The company is paying a dividend of $US1.55 per share despite its underlying earnings before interest, tax, depreciation and amortisation (EBITDA) dropping by 6 per cent this half year.
The dividend, which is payable this September, is a 3 per cent increase on 2019 first half.
UBS analyst Glyn Lawcock said that Rio Tinto achieved solid result in difficult times, and its dividend represented a 53 per cent pay-out in line with three-year average.

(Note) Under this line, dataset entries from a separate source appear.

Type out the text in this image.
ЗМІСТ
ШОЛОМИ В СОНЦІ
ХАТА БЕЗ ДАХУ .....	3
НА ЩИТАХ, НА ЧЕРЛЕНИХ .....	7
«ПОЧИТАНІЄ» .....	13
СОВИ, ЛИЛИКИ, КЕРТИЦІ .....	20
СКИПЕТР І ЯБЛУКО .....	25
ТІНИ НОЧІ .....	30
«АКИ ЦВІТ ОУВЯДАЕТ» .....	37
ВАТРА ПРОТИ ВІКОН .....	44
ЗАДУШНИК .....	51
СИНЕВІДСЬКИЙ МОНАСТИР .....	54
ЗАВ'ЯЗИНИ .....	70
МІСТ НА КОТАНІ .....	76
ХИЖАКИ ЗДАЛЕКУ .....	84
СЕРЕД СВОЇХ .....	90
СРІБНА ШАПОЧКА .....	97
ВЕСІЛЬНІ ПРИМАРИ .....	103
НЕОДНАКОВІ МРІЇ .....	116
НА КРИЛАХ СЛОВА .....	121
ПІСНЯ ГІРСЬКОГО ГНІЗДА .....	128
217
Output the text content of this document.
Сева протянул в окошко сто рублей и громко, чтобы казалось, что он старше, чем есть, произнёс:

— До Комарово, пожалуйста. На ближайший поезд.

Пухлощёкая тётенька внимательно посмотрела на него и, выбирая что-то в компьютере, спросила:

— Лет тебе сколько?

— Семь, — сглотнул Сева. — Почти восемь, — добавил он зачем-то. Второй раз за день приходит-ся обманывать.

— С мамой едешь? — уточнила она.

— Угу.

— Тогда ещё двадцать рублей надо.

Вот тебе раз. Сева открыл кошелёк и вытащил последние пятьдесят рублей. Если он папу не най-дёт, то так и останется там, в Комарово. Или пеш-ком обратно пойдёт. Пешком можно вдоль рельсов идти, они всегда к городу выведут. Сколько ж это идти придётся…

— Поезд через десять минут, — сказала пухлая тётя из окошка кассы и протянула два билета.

“Despite the challenging (COVID-19) backdrop, we generated underlying EBITDA of $US9.6 billion, with a margin of 47 per cent, driven by our strong and stable operations, with all of our assets continuing to operate throughout the first half,” Rio Tinto chief executive Jean-Sebastien Jacques said.
This is attributed to “stable” iron ore prices in contrast to the lower prices for aluminium and copper.
Rio Tinto chief financial officer Jakob Stausholm said COVID-19 had reduced aluminium prices as demand from the automotive sector had significantly shrunk.
The aluminium industry faced fundamental challenges coming into 2020 and the pandemic had made this worse, he added.
China, on the other hand, recovered its appetite for the company’s high quality iron ore exceedingly better than the global economy.
“This means that China effectively absorbed the additional iron ore diverted from weaker steel markets in Europe and Asia,” Stausholm, speaking at Rio Tinto’s half-year 2020 results meeting, said.
“So far this year, supply has been constrained, as it was in 2019. These factors led to high iron ore prices, similar to the same period in 2019.”
Rio Tinto also maintained its exploration spending this year as it increased activity at the Winu copper-gold project in Western Australia.
The mining major spent $US280 million ($390 million) on total exploration while reducing its greenfield expenditure during the first half of this year.
The company reinstated its commitment to deliver on all existing projects and spend $US20 billion of expenditure over the three year period of 2020–2022.
In acknowledgment of the Juukan Gorge incident this year, Stausholm described it as a “sad low point.”
“I deeply regret this and you have my full commitment to working with my colleagues to learn the lessons and ensure that the destruction of sites of national significance, such as the Juukan rock shelters, never occurs again,” he said.
This was echoed by Jacques, who vowed to never destroy sites of national significance again.
“As border restrictions ease, I will continue to spend time on country with as many Traditional Owners as possible,” he said.
“… It is absolutely clear – we must learn from what happened at Juukan. Our immediate focus is our partnership with PKKP (Puutu Kunti Kurrama and Pinikura People).”
Rio Tinto reconfirmed its 2020 production guidance across all commodities including at its iron ore operations in the Pilbara region, Western Australia. The company’s productivity on site has been “impressive”.
The $US2.6 billion Koodaideri iron ore project in Western Australia is also progressing, with production ramp up still expected to occur in early 2022.